20 years later, a Y2K skeptic reflects on millennium hysteria
Anti-Y2K bug website built in 1997 is still online
When the world didn't end 20 years ago, David Robert Loblaw cracked a beer.
In 1999, Loblaw was employed as a computer programmer for the federal government based in Edmonton. He was also a zealous skeptic of Y2K bug fears.
He sat at his computer in his home office in Glenora and watched the clock turn to midnight in time zones around the world. When the year finally flipped in Edmonton and all was well, he went to go join the party at his wife's restaurant.
As the new millennium approached, some people and institutions worried that when the date changed from 1999 to 2000, computers would crash and the world would descend into chaos.
Fears ranged from power outages to biblical catastrophe with airplanes falling from the sky.
Public institutions in Canada and across the world took the threat seriously: in early 2000, CBC reported that the federal government had spent about $2.5 billion preparing to battle the millennium bug.
An emergency command centre was opened, operating 24 hours a day, through the early days of January 2000 — just in case computer problems arose when people went back to work after the holidays.
Loblaw thought it was a bunch of hooey.
Sure, there were some issues with how computers would respond to the date change. But Loblaw said programmers largely had it under control by 1997.
When the hysteria failed to subside, Loblaw was disturbed.
At work, all other projects were put on hold, and Loblaw was told to focus on the millennium bug.
"It just kept going, that was the weirdest part of it," he said.
Fed up, in the fall of 1997, he launched an anonymous website, denouncing what he described as the Y2K "circus."
Over two decades later, the site, Year 2000 Computer Bug Hoax, lives on: partly, because Loblaw wanted to maintain it as a relic of a phenomenon he doesn't think the world will see again, and partly because he forgot about it and misplaced the password.
When he decided to leave it as is, he added a postscript.
"This website was frozen on December 31, 1999, as a permanent document on how all of us acted and reacted to the Y2K myth from 1997 to 1999. There will be no updates," reads the message.
'May God have mercy on your miserable soul'
The site attracted quite a bit of response, much of which is still archived on it today. Some writers were supportive or thankful for his perspective. Others were mad.
"Why should anyone believe you?

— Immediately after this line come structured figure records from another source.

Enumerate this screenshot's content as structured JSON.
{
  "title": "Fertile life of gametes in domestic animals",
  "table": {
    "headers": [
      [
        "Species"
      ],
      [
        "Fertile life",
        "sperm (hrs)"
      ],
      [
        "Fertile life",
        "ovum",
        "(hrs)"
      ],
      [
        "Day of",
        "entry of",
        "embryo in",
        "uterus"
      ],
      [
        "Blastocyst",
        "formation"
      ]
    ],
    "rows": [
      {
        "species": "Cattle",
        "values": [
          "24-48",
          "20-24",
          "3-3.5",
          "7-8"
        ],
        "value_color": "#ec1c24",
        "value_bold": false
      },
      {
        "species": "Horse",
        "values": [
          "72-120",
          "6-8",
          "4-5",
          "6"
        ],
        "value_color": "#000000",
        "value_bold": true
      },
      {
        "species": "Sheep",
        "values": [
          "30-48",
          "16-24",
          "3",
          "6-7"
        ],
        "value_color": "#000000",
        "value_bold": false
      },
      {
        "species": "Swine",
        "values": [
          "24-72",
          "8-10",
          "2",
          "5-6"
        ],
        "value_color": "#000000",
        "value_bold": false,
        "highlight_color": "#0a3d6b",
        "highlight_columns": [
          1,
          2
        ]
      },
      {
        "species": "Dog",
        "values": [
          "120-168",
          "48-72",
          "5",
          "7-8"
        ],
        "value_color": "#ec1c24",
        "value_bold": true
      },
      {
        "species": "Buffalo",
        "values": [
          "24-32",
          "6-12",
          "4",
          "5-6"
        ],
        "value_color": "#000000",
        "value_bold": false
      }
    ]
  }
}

The overwhelming mass of evidence is increasingly pointing to an 'end of life as we know it,'" wrote one reader.
"If you are wrong and mislead one person from taking action to provide for their survival, may God have mercy on your miserable soul," wrote another.
Loblaw said a particularly memorable message came from a preacher in the state of Georgia who cursed him and his family.
When nothing happened, he was troubled that there wasn't a fulsome reckoning, by governments and the media, about how much money and attention had been poured into Y2K preparedness.
"No one wanted to talk about, it was taboo," he said. "It just disappeared."
Irritated by the lack of response, Loblaw outed himself as the author of the site in an opinion piece published in the Globe and Mail. He said his contract with the federal government was terminated a short time later.
Disillusioned with the programming industry, he changed course. In the years that followed, Loblaw and his wife moved back to their hometown of Regina, where they own a chocolate shop.
"Handmade chocolates. I can't go further from computers than what I am today," he said.
Loblaw said even when he was in the middle of his attempted Y2K hysteria take-down, he knew he would never be able to win everyone over to his way of thinking.
"They had everything going for them. They had the hysteria, and they had the mysterious 'What if? What if computers don't work on Jan. 1, 2000?'"
This year, Loblaw plans to spend New Year's Eve at a table instead of at a computer.
"A bare-bones dinner party. No computers whatsoever," he said.